The ASX 200 share is a manufacturer of ventilators, including bilevels, as well as ventilation mask systems. In the fourth quarter of its FY20 it saw revenue grow by 9% and underlying net profit growth of 24%. Over FY20 it managed to grow its gross margin by 80 basis points to 59.8%. This increasing profitability helps the business grow net profit faster.

It also helps that ResMed is accelerating the launch of its cloud-based remote monitoring software for ventilators and Lumis devices across Europe. This increases the attractiveness of the ResMed offering.

I think ResMed is a very promising business, particularly with its growing software as a service segment which comes with high gross profit margins.

At the current ResMed share price it's trading at 35x FY22's estimated earnings. I think it could be smart time to buy this ASX 200 share whilst the Aussie dollar is looking stronger compared to the US dollar.

A2 Milk Company Ltd (ASX: A2M)

A2 Milk is perhaps the world's best infant formula business. ASX investors are lucky to be able to buy a piece of this New Zealand business.

It has been quite a few years since bare supermarket infant formula shelves first made news headlines and the company has kept growing strongly since 2015.

In FY20 alone the ASX 200 share reported full year revenue growth of 32.8% to NZ$1.73 billion, earnings before interest, tax, depreciation and amortisation (EBITDA) growth of 32.9% to NZ$549.7 million and net profit after tax (NPAT) growth of 34.1% to NZ$385.8 million.

It's growing impressively in both China and the US. The gross profit margin keeps improving. Even the ANZ segment keeps delivering double digit growth.

A2 Milk is expecting further strong revenue growth in FY21 and it may use some of its large cash pile to buy a 75% stake in Mataura Valley Milk, which has a newly-commissioned manufacturing facility in New Zealand.

I believe A2 Milk has many years of double digit growth ahead of it. Particularly because it keeps expanding its product range to new markets.

The A2 Milk share price is trading at 27x FY22's estimated earnings. It has fallen back over the past few weeks, presenting a good buying opportunity in my opinion.

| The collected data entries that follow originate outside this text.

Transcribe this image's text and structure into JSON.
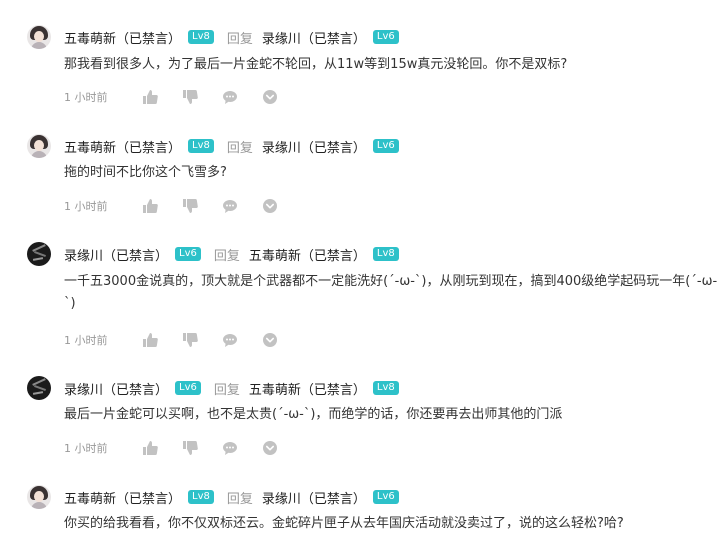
{
  "reply_word": "回复",
  "comments": [
    {
      "author": "五毒萌新（已禁言）",
      "author_level": "Lv8",
      "target": "录缘川（已禁言）",
      "target_level": "Lv6",
      "text": "那我看到很多人，为了最后一片金蛇不轮回，从11w等到15w真元没轮回。你不是双标?",
      "time": "1 小时前",
      "avatar": "girl-avatar"
    },
    {
      "author": "五毒萌新（已禁言）",
      "author_level": "Lv8",
      "target": "录缘川（已禁言）",
      "target_level": "Lv6",
      "text": "拖的时间不比你这个飞雪多?",
      "time": "1 小时前",
      "avatar": "girl-avatar"
    },
    {
      "author": "录缘川（已禁言）",
      "author_level": "Lv6",
      "target": "五毒萌新（已禁言）",
      "target_level": "Lv8",
      "text": "一千五3000金说真的，顶大就是个武器都不一定能洗好(´-ω-`)，从刚玩到现在，搞到400级绝学起码玩一年(´-ω-`)",
      "time": "1 小时前",
      "avatar": "calligraphy-avatar"
    },
    {
      "author": "录缘川（已禁言）",
      "author_level": "Lv6",
      "target": "五毒萌新（已禁言）",
      "target_level": "Lv8",
      "text": "最后一片金蛇可以买啊，也不是太贵(´-ω-`)，而绝学的话，你还要再去出师其他的门派",
      "time": "1 小时前",
      "avatar": "calligraphy-avatar"
    },
    {
      "author": "五毒萌新（已禁言）",
      "author_level": "Lv8",
      "target": "录缘川（已禁言）",
      "target_level": "Lv6",
      "text": "你买的给我看看，你不仅双标还云。金蛇碎片匣子从去年国庆活动就没卖过了，说的这么轻松?哈?",
      "time": "",
      "avatar": "girl-avatar"
    }
  ],
  "colors": {
    "level_badge": "#2dc1c9",
    "muted": "#999999",
    "icon": "#c2c2c2"
  }
}
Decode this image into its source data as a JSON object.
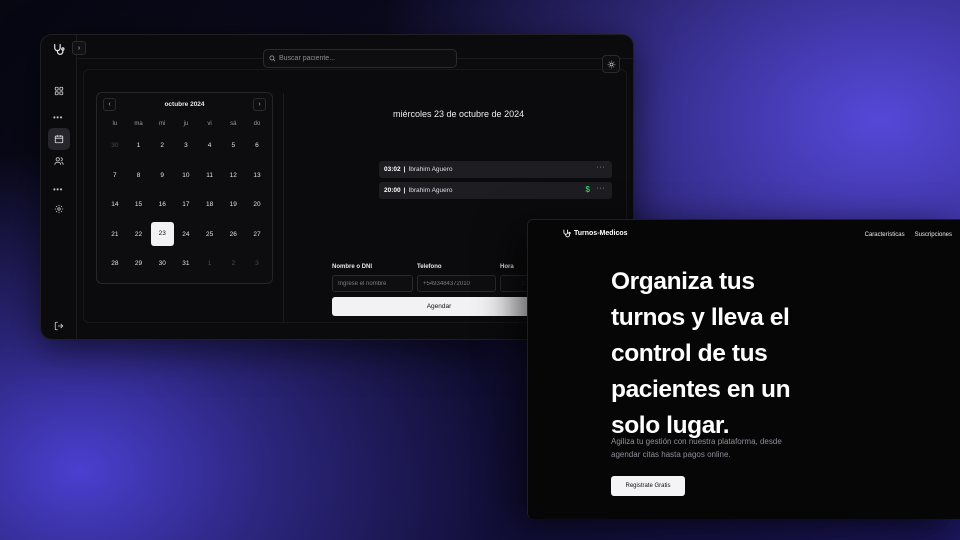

Service Stream Limited (ASX: SSM)

This ASX 200 share looks like a solid investment opportunity to me.

It's somewhat of an infrastructure play as it's involved in the design, construction and maintenance of various networks such as telecommunications and utilities.

The company boasts that more than 84% of its revenue is 'annuity revenue' with long-term, low-risk agreements. Its customer base are clients like network owners, operators, regulators and government organisations. Sounds like a reliable group of clients to me.

The underlying performance of the business in FY20 was good with revenue growth of 9% to $929.1 million and EBITDA growth of 15.9% to $93.3 million. The EBITDA margin improved by 90 basis points to 11.4%.  

Service Stream said it continues to have a good pipeline of opportunities and it's also looking for acquisition targets.

The ASX 200 share has a grossed-up dividend yield of 6.6%. Combine that good yield with the fact it's trading at only 14x FY21's estimated earnings makes me think this is an undervalued growth share.

Foolish takeaway

I believe all three of these ASX 200 shares have a higher-than-average chance of beating the market over the next 12 months and the longer-term at today's prices. I think A2 Milk could produce the best return of my three ideas, though Service Stream looks like a solid dividend idea right now.